Desgraça pouca é bobagem, dirá o consumidor de notícias, exausto com as duas últimas semanas. Como lembrou recentemente o comediante Jon Stewart, a presidência é para exaurir o presidente, não o público.
Não tema, leitor, a coluna a seguir não será um sumário-lamento sobre o caos que emana de Washington. Se não posso oferecer o escapismo de um dueto de Ginger Rogers e Fred Astaire, ofereço aqui um rol de fatos. Sim, fatos para consolar quem se sente como Alice depois de escorregar na toca do coelho e ir parar numa distopia de Cormac McCarthy.

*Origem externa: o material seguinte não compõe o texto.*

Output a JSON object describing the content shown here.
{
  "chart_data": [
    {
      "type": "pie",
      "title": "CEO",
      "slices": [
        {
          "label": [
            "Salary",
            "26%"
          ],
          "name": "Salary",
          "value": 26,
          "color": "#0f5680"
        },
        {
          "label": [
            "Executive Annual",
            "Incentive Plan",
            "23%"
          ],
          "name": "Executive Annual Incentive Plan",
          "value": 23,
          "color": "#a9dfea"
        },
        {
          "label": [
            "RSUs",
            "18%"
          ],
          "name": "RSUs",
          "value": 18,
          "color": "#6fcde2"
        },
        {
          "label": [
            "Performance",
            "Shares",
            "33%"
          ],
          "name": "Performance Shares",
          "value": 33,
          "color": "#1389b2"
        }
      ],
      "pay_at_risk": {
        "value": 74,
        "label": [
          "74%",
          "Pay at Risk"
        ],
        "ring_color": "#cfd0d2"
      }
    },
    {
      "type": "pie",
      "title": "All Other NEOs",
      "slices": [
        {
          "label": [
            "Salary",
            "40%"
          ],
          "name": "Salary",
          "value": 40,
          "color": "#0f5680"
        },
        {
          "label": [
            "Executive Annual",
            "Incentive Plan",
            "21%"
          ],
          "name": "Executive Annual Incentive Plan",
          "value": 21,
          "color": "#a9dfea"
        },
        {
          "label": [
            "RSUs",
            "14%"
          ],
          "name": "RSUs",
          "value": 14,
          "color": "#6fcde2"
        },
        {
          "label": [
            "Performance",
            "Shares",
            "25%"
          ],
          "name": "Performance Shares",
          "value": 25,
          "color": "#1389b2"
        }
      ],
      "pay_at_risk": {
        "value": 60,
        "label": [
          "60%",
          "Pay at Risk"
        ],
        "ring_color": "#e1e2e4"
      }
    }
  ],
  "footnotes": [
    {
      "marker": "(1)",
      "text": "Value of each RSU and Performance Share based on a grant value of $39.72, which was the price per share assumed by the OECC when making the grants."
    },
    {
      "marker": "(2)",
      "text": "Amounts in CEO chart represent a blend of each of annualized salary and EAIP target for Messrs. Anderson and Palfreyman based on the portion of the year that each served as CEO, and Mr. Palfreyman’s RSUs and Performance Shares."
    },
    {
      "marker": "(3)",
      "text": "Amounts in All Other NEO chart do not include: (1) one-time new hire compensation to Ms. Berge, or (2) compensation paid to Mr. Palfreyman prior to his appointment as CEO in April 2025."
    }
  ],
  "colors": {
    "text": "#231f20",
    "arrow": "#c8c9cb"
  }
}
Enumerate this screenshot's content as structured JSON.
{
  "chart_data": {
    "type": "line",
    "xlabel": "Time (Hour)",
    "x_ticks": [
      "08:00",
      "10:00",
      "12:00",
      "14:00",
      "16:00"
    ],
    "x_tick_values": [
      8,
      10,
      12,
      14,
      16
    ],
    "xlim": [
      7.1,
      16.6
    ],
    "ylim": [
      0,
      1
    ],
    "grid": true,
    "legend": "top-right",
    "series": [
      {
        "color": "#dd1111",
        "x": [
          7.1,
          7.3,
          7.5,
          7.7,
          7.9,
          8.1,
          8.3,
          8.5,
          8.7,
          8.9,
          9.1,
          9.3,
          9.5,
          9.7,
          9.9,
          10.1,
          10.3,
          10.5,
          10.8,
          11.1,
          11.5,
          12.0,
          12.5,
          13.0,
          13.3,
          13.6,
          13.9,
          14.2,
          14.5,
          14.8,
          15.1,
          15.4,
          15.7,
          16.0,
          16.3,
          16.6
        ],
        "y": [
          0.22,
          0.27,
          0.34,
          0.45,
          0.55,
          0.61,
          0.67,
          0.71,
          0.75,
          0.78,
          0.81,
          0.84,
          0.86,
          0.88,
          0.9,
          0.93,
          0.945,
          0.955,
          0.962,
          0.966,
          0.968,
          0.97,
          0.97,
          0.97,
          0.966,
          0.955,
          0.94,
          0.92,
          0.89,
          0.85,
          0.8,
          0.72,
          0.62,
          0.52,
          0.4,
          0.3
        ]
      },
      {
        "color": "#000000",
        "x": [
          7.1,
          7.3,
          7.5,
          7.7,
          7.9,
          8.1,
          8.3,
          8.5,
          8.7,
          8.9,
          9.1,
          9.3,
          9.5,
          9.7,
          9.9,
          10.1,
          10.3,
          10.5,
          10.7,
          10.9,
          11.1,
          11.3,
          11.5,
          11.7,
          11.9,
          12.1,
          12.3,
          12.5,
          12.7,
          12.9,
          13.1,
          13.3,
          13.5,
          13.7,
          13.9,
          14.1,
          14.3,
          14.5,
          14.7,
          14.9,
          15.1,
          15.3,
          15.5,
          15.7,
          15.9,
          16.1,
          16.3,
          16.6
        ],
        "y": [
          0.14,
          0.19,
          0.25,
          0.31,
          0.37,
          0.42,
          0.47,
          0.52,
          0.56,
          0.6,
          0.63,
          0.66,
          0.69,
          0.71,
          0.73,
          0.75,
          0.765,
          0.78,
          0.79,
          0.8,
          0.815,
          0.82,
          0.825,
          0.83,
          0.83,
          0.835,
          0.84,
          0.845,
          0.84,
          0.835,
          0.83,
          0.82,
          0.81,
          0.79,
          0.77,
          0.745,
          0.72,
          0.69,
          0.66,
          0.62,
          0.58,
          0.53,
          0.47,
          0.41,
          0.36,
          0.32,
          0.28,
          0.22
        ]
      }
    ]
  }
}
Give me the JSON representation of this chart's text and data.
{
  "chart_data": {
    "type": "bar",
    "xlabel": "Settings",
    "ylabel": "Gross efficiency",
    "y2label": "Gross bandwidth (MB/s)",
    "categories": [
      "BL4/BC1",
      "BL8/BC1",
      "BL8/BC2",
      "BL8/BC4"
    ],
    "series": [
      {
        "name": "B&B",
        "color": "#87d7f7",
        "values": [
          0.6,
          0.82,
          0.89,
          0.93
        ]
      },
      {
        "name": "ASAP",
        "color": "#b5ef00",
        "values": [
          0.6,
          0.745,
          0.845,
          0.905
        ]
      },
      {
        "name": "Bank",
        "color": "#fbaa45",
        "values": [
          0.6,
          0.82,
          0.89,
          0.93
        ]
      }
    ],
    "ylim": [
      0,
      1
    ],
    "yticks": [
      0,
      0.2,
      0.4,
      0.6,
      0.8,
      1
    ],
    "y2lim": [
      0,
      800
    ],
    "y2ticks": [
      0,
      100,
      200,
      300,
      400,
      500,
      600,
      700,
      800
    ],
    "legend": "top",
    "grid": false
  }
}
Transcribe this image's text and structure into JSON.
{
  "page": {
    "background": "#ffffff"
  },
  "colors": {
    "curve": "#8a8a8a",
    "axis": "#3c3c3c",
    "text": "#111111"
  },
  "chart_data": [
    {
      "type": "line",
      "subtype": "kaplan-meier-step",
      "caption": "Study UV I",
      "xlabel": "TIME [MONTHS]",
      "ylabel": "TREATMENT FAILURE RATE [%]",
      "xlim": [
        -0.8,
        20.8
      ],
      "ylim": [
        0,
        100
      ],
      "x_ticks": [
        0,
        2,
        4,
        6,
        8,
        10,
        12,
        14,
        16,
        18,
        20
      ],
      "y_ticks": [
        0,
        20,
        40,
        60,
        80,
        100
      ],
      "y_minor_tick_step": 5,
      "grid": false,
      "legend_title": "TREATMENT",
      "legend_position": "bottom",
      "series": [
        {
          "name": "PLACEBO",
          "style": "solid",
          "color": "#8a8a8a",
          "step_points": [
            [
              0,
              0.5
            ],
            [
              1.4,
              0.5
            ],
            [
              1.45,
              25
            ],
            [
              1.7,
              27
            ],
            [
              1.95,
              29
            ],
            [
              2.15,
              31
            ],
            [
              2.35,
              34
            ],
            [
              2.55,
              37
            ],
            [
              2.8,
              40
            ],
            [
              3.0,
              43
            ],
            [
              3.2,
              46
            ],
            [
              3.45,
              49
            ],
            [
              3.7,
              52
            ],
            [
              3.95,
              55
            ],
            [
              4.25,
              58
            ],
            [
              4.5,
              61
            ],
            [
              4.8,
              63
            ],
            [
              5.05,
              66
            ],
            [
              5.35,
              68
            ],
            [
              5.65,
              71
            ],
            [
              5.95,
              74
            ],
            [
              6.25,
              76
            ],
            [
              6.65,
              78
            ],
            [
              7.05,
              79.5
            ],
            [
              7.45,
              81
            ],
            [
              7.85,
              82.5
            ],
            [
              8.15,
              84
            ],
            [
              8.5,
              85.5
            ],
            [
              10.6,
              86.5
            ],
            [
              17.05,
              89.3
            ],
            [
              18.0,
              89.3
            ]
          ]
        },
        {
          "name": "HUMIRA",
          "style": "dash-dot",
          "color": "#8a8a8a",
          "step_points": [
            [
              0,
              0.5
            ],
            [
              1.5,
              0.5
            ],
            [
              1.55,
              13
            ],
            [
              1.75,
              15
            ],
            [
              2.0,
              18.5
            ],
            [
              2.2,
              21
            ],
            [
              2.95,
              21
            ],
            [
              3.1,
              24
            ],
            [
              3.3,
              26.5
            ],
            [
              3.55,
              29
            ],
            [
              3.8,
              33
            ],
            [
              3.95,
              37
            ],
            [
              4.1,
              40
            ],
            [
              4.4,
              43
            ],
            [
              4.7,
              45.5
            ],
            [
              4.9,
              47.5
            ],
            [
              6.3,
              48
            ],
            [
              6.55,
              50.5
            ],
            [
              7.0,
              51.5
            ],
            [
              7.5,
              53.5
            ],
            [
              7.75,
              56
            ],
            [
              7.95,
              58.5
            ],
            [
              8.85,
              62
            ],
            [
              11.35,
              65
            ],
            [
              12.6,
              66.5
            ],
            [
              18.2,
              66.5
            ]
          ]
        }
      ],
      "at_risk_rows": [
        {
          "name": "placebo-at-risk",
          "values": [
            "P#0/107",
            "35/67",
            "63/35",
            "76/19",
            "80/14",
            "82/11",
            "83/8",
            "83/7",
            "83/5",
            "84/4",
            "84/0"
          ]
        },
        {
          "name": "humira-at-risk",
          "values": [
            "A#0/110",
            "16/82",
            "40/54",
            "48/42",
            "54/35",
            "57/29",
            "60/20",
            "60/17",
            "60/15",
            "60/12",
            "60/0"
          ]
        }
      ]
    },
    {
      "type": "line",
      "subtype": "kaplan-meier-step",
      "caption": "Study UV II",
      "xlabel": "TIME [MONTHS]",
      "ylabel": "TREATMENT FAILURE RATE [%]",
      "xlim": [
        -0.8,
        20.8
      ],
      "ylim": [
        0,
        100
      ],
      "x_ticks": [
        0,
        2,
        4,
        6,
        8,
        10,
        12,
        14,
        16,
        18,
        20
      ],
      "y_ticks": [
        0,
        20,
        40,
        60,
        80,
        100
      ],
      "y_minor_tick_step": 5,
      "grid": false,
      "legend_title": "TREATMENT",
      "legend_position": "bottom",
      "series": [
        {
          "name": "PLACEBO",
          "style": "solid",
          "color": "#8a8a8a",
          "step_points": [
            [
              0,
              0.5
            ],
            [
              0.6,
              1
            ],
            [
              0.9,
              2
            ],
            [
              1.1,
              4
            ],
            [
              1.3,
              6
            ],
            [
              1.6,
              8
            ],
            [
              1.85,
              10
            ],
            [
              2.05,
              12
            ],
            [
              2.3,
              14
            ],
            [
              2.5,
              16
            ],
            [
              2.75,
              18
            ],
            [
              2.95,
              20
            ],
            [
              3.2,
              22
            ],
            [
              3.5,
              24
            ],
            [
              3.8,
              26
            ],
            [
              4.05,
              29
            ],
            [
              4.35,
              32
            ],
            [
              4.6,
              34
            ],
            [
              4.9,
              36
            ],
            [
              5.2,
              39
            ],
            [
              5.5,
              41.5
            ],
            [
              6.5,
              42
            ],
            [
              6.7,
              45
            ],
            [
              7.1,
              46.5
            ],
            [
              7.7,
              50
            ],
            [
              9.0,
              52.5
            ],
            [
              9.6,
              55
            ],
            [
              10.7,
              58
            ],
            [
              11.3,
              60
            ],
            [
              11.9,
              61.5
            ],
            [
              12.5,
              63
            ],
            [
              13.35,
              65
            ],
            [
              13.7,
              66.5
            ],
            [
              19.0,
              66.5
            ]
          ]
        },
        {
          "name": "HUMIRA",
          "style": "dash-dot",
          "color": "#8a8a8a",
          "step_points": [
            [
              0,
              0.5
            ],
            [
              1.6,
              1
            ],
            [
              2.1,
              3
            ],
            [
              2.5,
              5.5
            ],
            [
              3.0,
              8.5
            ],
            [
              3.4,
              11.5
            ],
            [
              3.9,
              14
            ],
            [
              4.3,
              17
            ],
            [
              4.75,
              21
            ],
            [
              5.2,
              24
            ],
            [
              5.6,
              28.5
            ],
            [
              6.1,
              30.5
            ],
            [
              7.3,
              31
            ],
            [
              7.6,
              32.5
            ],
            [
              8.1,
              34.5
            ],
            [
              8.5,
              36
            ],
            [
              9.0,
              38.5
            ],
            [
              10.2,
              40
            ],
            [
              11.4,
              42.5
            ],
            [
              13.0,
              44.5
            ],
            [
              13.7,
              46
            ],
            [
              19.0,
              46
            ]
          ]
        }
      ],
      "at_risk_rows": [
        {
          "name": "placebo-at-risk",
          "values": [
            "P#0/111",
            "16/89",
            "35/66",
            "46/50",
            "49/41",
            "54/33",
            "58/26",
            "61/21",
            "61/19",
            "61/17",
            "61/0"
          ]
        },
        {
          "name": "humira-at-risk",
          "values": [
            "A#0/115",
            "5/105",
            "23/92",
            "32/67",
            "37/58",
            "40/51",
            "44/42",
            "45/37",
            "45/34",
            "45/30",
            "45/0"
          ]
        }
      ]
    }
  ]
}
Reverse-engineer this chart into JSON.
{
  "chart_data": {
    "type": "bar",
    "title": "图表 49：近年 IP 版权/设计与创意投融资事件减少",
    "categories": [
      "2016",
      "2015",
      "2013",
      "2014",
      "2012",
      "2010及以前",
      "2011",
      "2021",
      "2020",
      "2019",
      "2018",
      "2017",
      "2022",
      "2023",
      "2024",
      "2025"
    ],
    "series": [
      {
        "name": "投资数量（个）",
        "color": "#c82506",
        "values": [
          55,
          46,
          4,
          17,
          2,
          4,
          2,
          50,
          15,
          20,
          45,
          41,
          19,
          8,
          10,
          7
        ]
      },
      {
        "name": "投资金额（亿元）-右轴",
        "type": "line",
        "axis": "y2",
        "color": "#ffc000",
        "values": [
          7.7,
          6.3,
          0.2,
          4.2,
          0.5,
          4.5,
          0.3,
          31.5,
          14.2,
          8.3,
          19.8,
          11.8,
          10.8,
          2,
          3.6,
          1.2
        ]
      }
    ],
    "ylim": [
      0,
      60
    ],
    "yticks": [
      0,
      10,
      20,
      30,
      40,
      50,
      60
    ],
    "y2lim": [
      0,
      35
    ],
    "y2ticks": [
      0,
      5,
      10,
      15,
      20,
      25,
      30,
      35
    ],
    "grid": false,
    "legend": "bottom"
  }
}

Embora a paz no Oriente Médio continue uma miragem, nos Estados Unidos, há uma aliança sem precedentes entre grupos judeus e muçulmanos, reforçada pela lei que suspendeu a entrada de refugiados sírios. Inúmeras sinagogas patrocinam com doações e trabalho voluntário famílias de refugiados. O diretor da Anti-Defamation League em Nova York, a mais antiga ONG internacional judaica de direitos civis, prometeu se registrar como muçulmano, caso o governo federal cumpra a ameaça de criar um registro de muçulmanos nos EUA.
O jornal New York Times comemorou, na semana passada, o maior número de novos assinantes num trimestre desde que instituiu a paywall, cobrando por acesso ao website, em 2011. O controverso assessor da Casa Branca Steve Bannon deixou claro que ia apoiar a campanha da ultradireitista Marine Le Pen através de seu site extremista Breitbart News. Mas um estudante francês de 22 anos saiu na frente e comprou versões do domínio britbart.fr para neutralizar a influência dos nacionalistas brancos ianques na França.
As listas de best-sellers nos EUA foram tomadas de assalto por literatura de ficção e não ficção da melhor qualidade. Sim, são novelas distópicas como o campeão 1984, de George Orwell e também Admirável Mundo Novo, de Aldous Huxley ou o formidável As Origens do Totalitarismo, em que Hannah Arendt examina a história de regimes autoritários até o stalinismo.
Nas 48 horas seguintes à ordem executiva que baniu a entrada de imigrantes de sete países nos EUA, no momento suspensa por ordem judicial, American Civil Liberties Union recebeu mais de US$ 24 milhões em doações online. A média anual de doações online à ACLU era de US$ 4 milhões. A organização de direitos civis foi fundada há quase cem anos e está na linha de frente de ações judiciais para defender imigrantes e refugiados das novas medidas federais.
Há dezenas de novas iniciativas para atrair céticos para a vida pública. Um dos últimos apelos de Barack Obama, ao se despedir, foi: Se estão decepcionados com os políticos eleitos, vão se candidatar. A Emily’s List, maior organização democrata de promoção da participação política feminina, reuniu 500 mulheres ao final da grande marcha em Washington, no dia 21 de janeiro, para ensinar o beabá de concorrer a cargos eletivos locais e regionais. Pesquisas têm mostrado que, embora o número de mulheres no Congresso, em prefeituras e governos estaduais continue baixo, quando elas se candidatam se elegem e reelegem com margem de vitória semelhante à de candidatos homens.
E os millennials, a geração blasé dos 18 aos 29, acusada de individualismo e obsessão com políticas de identidade? Entre os millennials, 55% votaram em Hillary Clinton, contra 37% em Donald Trump. Mas uma nova pesquisa mostra expressivo aumento de disposição destes jovens para a vida pública depois da eleição presidencial de novembro.
Até a pequena Romênia nos dá motivo para um momento Pollyanna. Depois dos maiores protestos desde a queda do ditador comunista Nicolae Ceausescu, em 1989, os romenos acabam de forçar o governo a cancelar um decreto que ia aliviar a barra de políticos em casos de corrupção. Fica aqui a minha modesta contribuição para a editoria do copo meio cheio.